BLADE RUNNER: Modern wind turbines use huge blades. A single blade from Danish SSP Technology destined for the turbines off the coast of Scotland is 83.5 metres long and weighs 30 tonnes. That's all very well, but moving blades from the factory to their destination isn't easy. For one thing, you need a truck at each end and negotiating corners is interesting. Luckily, once the blades reach the coast of Denmark they can be loaded on to a ship for the next part of the journey. Once the turbines are operating, with 3 blades in place, each one generates enough energy for the annual energy consumption of an average family — in 30 minutes.
AIRY CLEANER: Worried that your vacuum cleaner may scratch your wooden floors? The body of the aiRider vacuum cleaner floats on air, rather than riding on wheels. That also makes it seem weightless when you're using it. You'd think that blowing air out below the cleaner would also blow all the dirt around too.

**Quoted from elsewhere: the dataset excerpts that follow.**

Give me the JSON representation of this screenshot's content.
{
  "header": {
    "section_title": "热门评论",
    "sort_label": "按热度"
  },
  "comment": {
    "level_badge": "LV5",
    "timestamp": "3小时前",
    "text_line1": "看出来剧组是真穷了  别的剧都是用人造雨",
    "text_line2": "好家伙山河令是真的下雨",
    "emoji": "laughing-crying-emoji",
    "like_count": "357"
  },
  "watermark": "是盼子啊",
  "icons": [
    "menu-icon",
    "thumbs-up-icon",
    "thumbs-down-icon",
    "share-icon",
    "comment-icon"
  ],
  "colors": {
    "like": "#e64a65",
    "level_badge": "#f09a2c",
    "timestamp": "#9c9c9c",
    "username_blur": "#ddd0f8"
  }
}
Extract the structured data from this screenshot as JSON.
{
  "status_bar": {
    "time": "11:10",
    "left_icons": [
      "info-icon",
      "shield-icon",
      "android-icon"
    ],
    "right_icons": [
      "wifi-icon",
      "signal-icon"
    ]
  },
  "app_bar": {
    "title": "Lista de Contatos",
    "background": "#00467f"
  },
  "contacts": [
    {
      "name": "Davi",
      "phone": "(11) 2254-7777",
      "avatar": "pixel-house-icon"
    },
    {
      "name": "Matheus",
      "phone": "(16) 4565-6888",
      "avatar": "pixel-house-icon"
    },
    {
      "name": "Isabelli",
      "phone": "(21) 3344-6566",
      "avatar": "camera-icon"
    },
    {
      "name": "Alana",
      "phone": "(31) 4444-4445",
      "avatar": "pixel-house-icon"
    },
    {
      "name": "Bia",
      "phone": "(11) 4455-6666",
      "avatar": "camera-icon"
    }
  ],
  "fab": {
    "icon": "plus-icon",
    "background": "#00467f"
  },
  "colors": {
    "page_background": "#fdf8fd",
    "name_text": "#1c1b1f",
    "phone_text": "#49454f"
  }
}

HIDING THE JEWELS: Al Fayah Park in the United Arab Emirates should be completed in 2017. The park will feature cafes, community gardens, a public library, recreational spaces, as well as public pools and saunas all set amidst lush gardens. To protect the 125,000 square metres of gardens from the hot sun that would quickly dry them out is a network of interconnected canopies with the texture of a dry and cracked desert. The canopies are designed to be walkable terraces, providing partial shade for the oasis below.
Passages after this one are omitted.